NeighbourDist plots the distribution of nearest-neighbour distances across a set of CDR3 sequences. Where these are taken from a clonally expanded sequence set, the distribution will typically show two peaks: the minimum between these peaks indicates a suitable identity threshold for clustering. The field IMGT-CDR3 is used, and is required to be present in the file. It may contain either amino acid or nucleotide sequences. The command also plots the distribution of CDR3 lengths. For large data sets, the analysis can be restricted to a random sample.
NeighbourDist requires NumPy, matplotlib and python-Levenshtein.
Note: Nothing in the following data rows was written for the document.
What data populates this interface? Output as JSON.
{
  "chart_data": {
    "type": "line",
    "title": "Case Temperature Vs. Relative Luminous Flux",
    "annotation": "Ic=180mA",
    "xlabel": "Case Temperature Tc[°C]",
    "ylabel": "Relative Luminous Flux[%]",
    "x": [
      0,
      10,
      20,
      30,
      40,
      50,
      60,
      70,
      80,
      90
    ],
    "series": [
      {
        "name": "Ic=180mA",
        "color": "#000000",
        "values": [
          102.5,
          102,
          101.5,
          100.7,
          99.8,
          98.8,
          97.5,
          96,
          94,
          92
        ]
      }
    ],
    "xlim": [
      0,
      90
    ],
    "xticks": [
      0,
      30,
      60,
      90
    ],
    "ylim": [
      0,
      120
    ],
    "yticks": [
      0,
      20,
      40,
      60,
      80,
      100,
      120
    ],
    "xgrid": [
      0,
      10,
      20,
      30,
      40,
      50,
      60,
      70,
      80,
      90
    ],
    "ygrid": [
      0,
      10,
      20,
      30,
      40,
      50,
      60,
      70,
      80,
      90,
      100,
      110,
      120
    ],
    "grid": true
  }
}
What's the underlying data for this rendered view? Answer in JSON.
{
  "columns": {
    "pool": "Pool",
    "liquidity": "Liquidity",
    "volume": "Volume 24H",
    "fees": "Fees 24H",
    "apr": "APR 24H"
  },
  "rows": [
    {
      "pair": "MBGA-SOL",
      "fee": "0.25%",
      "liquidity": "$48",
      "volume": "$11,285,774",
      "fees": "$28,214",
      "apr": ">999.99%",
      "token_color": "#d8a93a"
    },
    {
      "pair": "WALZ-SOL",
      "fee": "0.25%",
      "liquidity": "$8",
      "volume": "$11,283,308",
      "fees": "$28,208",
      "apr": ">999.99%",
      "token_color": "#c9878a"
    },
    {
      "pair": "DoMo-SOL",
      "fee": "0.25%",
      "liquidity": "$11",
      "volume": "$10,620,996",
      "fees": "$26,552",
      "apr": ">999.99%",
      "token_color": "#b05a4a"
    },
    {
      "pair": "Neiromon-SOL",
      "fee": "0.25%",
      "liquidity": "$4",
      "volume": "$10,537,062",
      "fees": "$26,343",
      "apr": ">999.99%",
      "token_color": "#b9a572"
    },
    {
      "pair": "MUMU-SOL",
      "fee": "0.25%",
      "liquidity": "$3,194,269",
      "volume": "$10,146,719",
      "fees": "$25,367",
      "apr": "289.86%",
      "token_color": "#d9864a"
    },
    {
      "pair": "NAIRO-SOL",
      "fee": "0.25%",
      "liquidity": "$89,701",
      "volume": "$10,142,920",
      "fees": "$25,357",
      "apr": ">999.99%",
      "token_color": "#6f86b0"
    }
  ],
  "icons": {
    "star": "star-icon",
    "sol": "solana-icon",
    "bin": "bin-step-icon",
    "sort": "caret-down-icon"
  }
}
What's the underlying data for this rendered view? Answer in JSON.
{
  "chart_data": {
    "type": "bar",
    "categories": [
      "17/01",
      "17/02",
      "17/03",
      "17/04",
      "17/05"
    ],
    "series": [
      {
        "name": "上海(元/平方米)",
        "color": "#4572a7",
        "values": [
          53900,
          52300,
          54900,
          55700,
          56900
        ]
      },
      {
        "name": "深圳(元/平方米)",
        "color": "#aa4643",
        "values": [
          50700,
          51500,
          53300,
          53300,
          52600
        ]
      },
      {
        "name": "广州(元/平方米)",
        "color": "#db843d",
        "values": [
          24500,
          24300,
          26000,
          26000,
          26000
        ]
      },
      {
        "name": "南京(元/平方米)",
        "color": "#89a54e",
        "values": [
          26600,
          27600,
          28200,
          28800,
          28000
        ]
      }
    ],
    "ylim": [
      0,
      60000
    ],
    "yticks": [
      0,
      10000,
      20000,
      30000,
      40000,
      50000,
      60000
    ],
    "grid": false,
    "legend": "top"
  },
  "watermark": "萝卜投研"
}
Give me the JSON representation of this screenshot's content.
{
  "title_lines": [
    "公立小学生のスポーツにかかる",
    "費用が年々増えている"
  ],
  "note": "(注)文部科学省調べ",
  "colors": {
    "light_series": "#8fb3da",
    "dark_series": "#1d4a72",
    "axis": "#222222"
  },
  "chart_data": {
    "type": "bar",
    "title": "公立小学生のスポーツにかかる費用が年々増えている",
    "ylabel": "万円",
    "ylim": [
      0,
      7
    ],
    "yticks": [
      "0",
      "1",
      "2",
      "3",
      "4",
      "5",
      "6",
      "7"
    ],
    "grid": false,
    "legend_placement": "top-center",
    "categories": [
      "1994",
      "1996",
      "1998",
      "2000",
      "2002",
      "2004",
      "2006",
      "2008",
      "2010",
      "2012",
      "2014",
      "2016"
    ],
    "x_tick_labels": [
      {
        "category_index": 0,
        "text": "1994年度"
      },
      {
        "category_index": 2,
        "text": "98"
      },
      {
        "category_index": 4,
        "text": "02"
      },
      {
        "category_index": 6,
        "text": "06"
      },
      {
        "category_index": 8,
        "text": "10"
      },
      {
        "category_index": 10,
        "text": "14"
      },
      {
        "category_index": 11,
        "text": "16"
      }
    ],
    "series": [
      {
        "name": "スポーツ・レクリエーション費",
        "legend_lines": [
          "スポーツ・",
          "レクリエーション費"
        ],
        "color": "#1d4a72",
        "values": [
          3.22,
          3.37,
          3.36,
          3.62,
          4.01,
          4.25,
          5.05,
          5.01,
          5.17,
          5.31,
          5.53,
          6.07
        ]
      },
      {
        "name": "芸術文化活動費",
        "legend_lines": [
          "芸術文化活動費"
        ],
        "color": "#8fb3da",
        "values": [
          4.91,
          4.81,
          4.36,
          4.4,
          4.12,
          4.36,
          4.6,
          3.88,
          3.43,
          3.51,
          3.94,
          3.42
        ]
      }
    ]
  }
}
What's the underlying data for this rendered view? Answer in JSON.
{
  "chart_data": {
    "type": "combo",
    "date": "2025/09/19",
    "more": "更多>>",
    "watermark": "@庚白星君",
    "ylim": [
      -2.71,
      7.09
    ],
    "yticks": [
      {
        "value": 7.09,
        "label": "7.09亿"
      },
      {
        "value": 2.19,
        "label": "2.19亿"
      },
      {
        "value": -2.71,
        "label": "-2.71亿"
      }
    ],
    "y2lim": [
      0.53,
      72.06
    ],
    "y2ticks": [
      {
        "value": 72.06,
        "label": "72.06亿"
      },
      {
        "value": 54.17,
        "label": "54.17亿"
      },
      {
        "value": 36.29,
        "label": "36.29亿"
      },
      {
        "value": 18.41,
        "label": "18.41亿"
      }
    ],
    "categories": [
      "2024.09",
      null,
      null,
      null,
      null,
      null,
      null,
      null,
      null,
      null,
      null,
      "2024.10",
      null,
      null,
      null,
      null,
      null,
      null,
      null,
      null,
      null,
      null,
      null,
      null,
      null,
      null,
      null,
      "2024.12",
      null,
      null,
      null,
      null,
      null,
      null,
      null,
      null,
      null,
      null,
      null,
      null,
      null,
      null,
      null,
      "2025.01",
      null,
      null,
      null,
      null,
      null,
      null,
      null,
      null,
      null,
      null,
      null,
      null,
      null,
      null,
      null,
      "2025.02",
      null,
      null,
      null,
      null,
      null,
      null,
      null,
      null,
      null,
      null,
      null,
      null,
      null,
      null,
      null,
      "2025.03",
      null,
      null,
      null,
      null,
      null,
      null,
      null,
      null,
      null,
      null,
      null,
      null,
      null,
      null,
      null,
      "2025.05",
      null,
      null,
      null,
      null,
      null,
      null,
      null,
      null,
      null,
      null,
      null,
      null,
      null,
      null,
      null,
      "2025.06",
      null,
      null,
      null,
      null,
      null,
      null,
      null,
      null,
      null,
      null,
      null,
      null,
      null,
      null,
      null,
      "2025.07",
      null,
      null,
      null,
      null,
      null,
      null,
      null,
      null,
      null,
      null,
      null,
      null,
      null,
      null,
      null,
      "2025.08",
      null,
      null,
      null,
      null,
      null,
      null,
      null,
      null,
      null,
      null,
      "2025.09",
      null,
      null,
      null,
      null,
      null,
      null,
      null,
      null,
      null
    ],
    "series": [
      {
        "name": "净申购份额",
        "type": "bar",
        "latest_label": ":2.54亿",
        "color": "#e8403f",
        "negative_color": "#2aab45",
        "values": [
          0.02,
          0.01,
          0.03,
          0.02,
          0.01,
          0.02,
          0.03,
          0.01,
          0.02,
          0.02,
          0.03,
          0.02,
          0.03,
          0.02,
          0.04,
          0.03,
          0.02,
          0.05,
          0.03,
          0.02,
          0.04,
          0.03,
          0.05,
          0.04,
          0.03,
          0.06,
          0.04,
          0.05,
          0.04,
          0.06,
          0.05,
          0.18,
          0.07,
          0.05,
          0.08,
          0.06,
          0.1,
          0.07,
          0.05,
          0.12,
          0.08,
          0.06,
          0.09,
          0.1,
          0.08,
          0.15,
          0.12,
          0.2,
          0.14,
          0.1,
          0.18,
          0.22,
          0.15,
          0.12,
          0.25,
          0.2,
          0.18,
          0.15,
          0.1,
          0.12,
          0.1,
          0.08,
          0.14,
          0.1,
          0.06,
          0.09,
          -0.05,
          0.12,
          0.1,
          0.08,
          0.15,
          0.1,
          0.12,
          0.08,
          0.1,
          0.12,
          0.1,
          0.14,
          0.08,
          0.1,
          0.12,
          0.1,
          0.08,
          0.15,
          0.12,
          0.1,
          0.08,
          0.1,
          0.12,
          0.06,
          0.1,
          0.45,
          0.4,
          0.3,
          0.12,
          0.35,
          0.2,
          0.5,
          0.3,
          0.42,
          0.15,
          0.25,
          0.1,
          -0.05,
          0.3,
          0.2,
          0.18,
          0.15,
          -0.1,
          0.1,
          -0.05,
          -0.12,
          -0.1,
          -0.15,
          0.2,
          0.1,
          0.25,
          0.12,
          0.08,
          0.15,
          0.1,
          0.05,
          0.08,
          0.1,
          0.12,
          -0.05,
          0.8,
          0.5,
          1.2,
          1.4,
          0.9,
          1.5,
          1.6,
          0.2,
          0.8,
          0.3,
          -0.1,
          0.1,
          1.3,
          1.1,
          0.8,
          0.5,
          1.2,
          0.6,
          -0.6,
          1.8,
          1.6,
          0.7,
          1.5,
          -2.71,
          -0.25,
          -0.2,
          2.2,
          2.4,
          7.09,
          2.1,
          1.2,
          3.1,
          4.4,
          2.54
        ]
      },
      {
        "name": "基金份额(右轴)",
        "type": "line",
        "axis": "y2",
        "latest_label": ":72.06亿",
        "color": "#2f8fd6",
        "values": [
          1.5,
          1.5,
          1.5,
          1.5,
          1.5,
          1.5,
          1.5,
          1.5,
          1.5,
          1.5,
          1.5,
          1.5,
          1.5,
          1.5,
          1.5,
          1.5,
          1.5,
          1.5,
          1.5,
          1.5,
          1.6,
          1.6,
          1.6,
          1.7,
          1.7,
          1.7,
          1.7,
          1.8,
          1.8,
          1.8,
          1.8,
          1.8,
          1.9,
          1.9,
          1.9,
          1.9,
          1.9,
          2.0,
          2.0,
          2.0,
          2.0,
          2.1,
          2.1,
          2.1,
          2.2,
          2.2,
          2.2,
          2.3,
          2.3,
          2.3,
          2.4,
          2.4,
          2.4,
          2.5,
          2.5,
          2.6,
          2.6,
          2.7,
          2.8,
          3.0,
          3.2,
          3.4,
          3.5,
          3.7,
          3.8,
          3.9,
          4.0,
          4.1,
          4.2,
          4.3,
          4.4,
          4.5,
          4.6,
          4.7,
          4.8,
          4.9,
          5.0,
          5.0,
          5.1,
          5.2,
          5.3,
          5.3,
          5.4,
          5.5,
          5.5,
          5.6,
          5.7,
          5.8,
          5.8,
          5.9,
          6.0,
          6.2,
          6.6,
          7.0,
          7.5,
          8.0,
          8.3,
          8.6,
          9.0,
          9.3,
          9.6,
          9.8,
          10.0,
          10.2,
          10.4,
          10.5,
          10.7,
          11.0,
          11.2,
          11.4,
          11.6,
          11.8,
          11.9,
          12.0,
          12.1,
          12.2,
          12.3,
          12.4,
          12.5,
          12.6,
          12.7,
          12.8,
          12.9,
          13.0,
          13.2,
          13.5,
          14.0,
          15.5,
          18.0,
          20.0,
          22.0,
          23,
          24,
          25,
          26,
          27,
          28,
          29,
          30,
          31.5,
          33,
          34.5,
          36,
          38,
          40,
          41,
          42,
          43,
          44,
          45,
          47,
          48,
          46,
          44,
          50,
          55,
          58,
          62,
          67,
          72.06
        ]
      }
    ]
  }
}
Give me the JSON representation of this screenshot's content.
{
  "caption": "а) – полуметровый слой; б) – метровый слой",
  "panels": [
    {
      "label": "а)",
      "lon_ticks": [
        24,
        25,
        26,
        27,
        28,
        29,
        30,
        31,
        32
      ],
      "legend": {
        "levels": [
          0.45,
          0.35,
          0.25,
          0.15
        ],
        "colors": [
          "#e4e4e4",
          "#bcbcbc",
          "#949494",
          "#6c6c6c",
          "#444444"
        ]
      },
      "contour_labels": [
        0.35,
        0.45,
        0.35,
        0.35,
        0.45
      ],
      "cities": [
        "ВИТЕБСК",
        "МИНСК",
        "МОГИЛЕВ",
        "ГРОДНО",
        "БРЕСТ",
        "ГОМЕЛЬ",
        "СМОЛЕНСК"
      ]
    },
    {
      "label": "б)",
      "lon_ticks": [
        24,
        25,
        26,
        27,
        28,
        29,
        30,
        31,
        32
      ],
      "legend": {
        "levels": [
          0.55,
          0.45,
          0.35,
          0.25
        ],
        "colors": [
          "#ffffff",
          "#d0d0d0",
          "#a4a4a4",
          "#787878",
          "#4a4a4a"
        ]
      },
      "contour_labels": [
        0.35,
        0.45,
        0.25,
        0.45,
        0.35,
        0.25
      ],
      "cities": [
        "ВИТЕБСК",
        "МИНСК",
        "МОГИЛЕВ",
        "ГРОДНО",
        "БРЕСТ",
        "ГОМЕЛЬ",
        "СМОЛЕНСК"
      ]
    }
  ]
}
NeighbourDist.py [-h] [-l LIMIT] [-v] [-i] [-g LENGTH_LIMS]
[-d DIST_LIMS] [-c]
infile outprefix
Argument | Meaning |
---|---|
infile |
Input file names (IMGT/IgBLASTPlus format). |
outprefix |
Prefix to use on output file names |
[-l LIMIT] |
Randomly select at most LIMIT sequences from the file |
[-v] |
Display verbose status output |
[-i] |
Display the plots interactively as well as writing them to files |
[-g LENGTH_LIMS] |
4 comma-separated numbers specifying ranges for the length distribution plot (xmin,xmax,ymin,ymax) |
[-d DIST_LIMS] |
4 comma-separated numbers specifying ranges for the nearest neighbour plot (xmin,xmax,ymin,ymax) |
[-h] |
Provide a help message and exit |
[-c] |
Provide comma separated files rather than plots |
(prefix)_CDR3_length.pdf(csv) - length distribution (prefix)_CDR3_min_dist.pdf(csv) - nearest neighbour distribution
testfiles/Test_Commands.bat
exercises the script with sample data.